OR-Toolformer: Modeling and Solving Operations Research Problems with Tool Augmented Large Language Models
Jianzhang Zhang, Jialong Zhou, Chuang Liu
TL;DR
OR-Toolformer tackles privacy and compute barriers in Operations Research by fine-tuning an open-source LLM (Llama-3.1-8B-Instruct) with a semi-automatic data-synthesis pipeline and tool-augmented solving. It unifies Problem–Answer Data Generation, parameter-efficient LLM fine-tuning, and external OR solvers to generate API-call driven solutions, achieving up to $80.1\%$ execution accuracy on three benchmarks and $54\%$ average zero-shot accuracy on unseen problem types.

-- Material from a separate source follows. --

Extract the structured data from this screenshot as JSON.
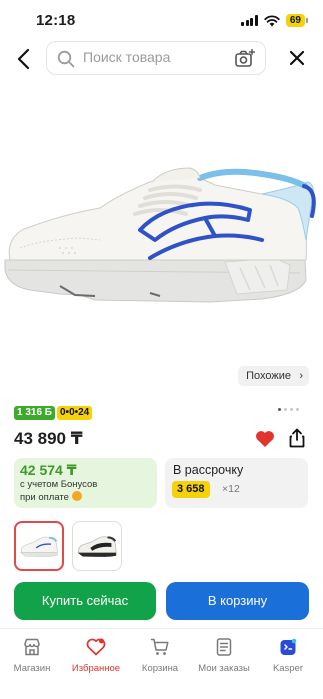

The method outperforms size-matched baselines and demonstrates strong generalization to tools not seen during training, while maintaining concise, token-efficient outputs. These results highlight the practicality of open-source, tool-augmented LLMs for accurate and privacy-preserving OR problem modeling and solving, with potential for broader industrial deployment.
Abstract
Large language models (LLMs) demonstrate strong mathematical reasoning, but reliance on closed-source APIs for OR tasks raises privacy concerns, and training open-source models from scratch incurs high compute costs. We introduce OR-Toolformer, which fine-tunes Llama-3.1-8B-Instruct with a semi-automatic data synthesis pipeline that generates diverse OR problem-answer pairs and augments the model with external solvers to produce API calls. On three of four standard benchmarks, OR-Toolformer achieves up to 80.1% execution accuracy, exceeding size-matched baselines by over 4.3%. In zero-shot evaluation on two unseen OR problem types, it attains 54% average accuracy, a 21 percentage-point improvement over the strongest baseline. These findings validate the efficacy of tool-augmented fine-tuning LLMs for accurate and generalizable OR problem modeling and solving.